I can’t believe Horror Month, aka October, is drawing to a close. We lightened things up a bit this time around with what is destined to become a classic of British cinema. Christa’s review, as always, is here!
Cockneys vs. Zombies
Where to Watch:
You don’t need a synopsis to understand what this film is about. I believe in you.
The Uncondensed Version:
Things aren’t off to a great start for construction workers who uncover a plague pit while working. It’s probably not the best idea to explore the plague pit, but I would’ve done the same thing. How many opportunities will you really have to explore a plague pit in your lifetime?
One, as it turns out, esp. if the plague victims are zombies.
Our film really follows brothers Terry and Andy as they attempt to make an honest living, which is a challenge when their primary source of income is delivering meals on wheels. Added obstacle: their grandfather may be left homeless when his retirement home is demolished to make way for luxury apartments.
Though Grandpa stresses the value of hard, honest work, the Terry and Andy decide to rob a bank with the help of a questionable group of friends and family. This, of course, goes horribly wrong, but the swift and sudden outbreak of the zombie apocalypse is pretty convenient, honestly.
Meanwhile, zombies crash a birthday party at the retirement home. Grandpa is a WWII vet, so he’s reasonably prepared to wage war against the zombies.
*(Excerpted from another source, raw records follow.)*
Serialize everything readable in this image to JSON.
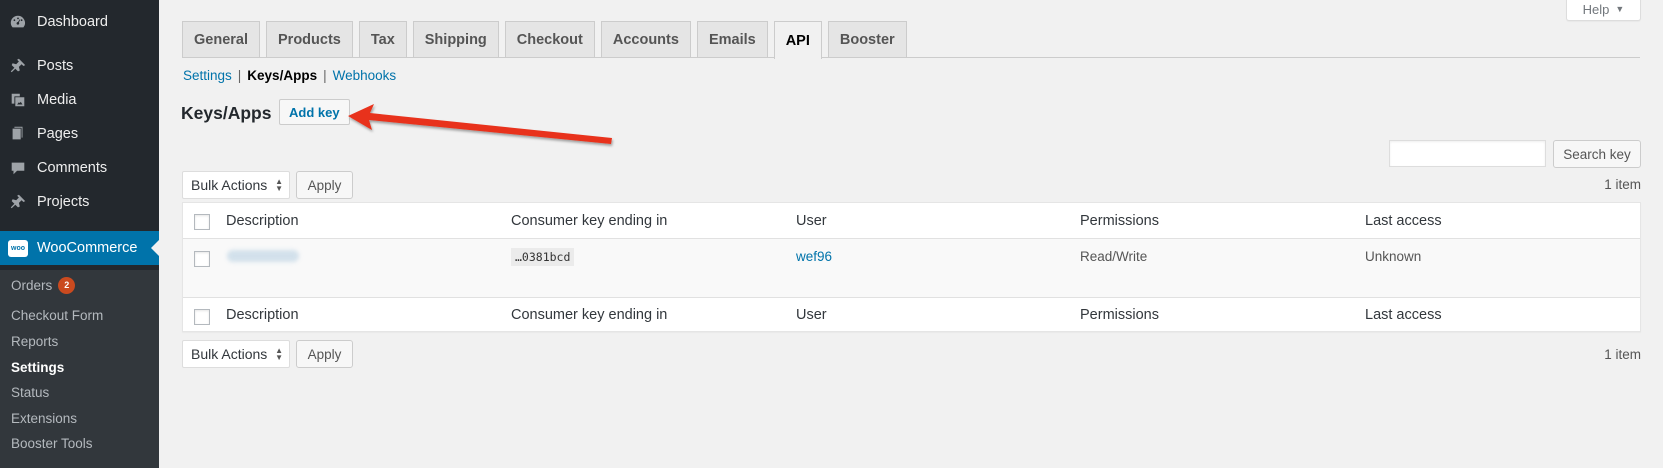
{
  "sidebar": {
    "items": [
      {
        "label": "Dashboard",
        "icon": "dashboard-icon"
      },
      {
        "label": "Posts",
        "icon": "pushpin-icon"
      },
      {
        "label": "Media",
        "icon": "media-icon"
      },
      {
        "label": "Pages",
        "icon": "pages-icon"
      },
      {
        "label": "Comments",
        "icon": "comments-icon"
      },
      {
        "label": "Projects",
        "icon": "pushpin-icon"
      },
      {
        "label": "WooCommerce",
        "icon": "woo-icon",
        "icon_text": "woo"
      }
    ],
    "submenu": [
      {
        "label": "Orders",
        "badge": "2"
      },
      {
        "label": "Checkout Form"
      },
      {
        "label": "Reports"
      },
      {
        "label": "Settings",
        "current": true
      },
      {
        "label": "Status"
      },
      {
        "label": "Extensions"
      },
      {
        "label": "Booster Tools"
      }
    ]
  },
  "help": {
    "label": "Help",
    "caret": "▼"
  },
  "tabs": [
    "General",
    "Products",
    "Tax",
    "Shipping",
    "Checkout",
    "Accounts",
    "Emails",
    "API",
    "Booster"
  ],
  "active_tab": "API",
  "subnav": {
    "settings": "Settings",
    "keys": "Keys/Apps",
    "webhooks": "Webhooks",
    "sep": "|"
  },
  "page": {
    "title": "Keys/Apps",
    "add_key": "Add key"
  },
  "search": {
    "button": "Search key",
    "value": ""
  },
  "bulk": {
    "label": "Bulk Actions",
    "apply": "Apply",
    "count": "1 item"
  },
  "table": {
    "columns": [
      "Description",
      "Consumer key ending in",
      "User",
      "Permissions",
      "Last access"
    ],
    "rows": [
      {
        "key": "…0381bcd",
        "user": "wef96",
        "permissions": "Read/Write",
        "last_access": "Unknown"
      }
    ]
  },
  "colors": {
    "accent": "#0073aa",
    "sidebar_bg": "#23282d",
    "annotation_arrow": "#e8311a",
    "badge": "#ca4a1f"
  }
}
The film follows the bank robbers as they try to make it to the retirement home to save Grandpa.
Along the way, we lose quite a few of our filler characters who were really only here to die. I felt a teensy bit bad that I didn’t care when any of these characters died. However, I blame the film for failing to resonate emotionally. Or I’m a sociopath, whatever. IDGAF.
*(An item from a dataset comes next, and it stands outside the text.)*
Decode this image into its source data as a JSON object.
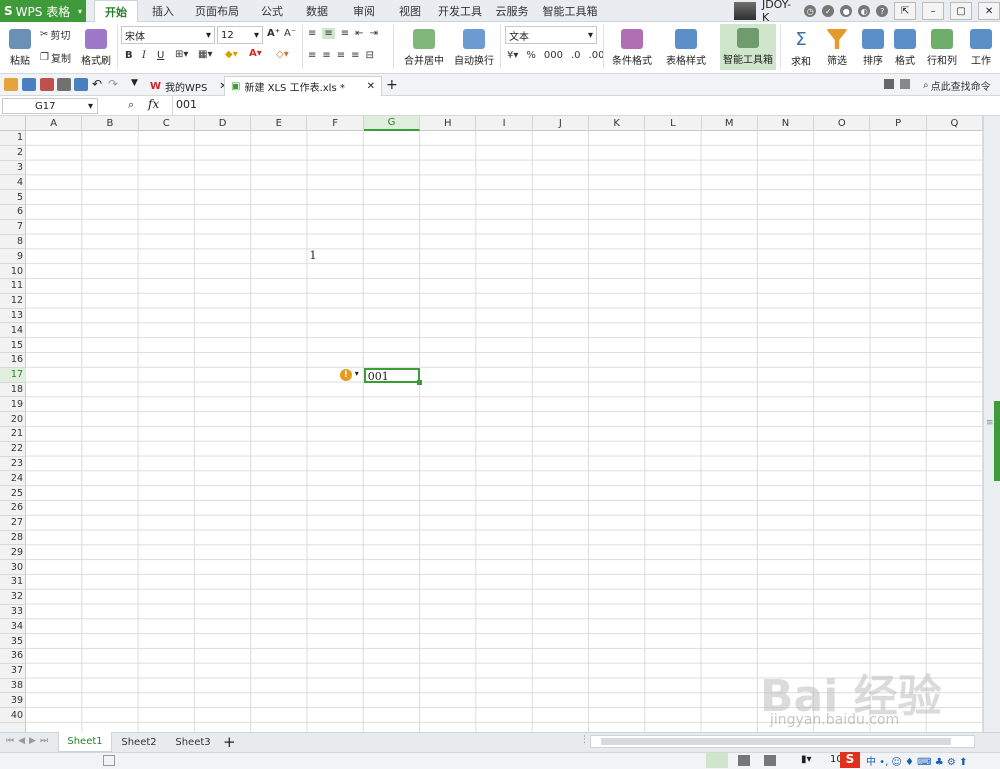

Ultimately, the bank robbers stockpile weapons and drive to the retirement home in a double-decker bus. It’s just like that scene in Spice World.
The Critique (back by popular demand):
Honestly, what’s not to like? Zombies + Cockney rhyming slang.
I may be reading too much into this one, but I think it was quite empowering regarding the more mature generation. Granddad drops the f bomb A LOT and uses his military strategies to keep himself and the others alive. In his words, “We’re old age pensioners—we’ve got to take care of ourselves!”
It’s a shame there aren’t more films in which old people use the word “fuck,” isn’t it? I feel that’s a more honest depiction of the elderly; I will be an incredibly foul-mouthed old cat lady with at least one cat named Lady Fuckoffanddie. Hopefully Judi Dench will make a movie where she cusses a lot and fights zombies. Or maybe Julie Walters. Julie Walters seems more the type, doesn’t she?
The downside was lack of character depth and how deliberately the film tried to be gross/offensive at times. As a whole, the older characters were more interesting and deserved more screen time.
My mind kept going back to Grabbers, my fave horror-comedy we’ve reviewed, and this film isn’t quite as magnificent. I expected way more terrible dialogue, and I’m not sure if I’m more disappointed or relieved that it was mostly absent.
Goose’s Gregory Peck aahhht Christa’s review ‘ere. Rather, check out Christa’s here!
Obviously I had way too much fun with this Cockney rhyming slang translator.
Last stanza of “The Love Song of J. Alfred Prufrock,” for example:
“I ‘ave Pearly Queen them ridin’ seaward on the chuffin’ waves combin’ the bloomin’ white Barnet Fair of the waves blahn Hammer and Tack when the wind blows the Ten Furlongs white and black. We ‘ave lingered in the chambers of the Housemaid’s Knee by sea-girls wreathed wif seaweed red and brown till ‘uman voices wake us, and we drahn.”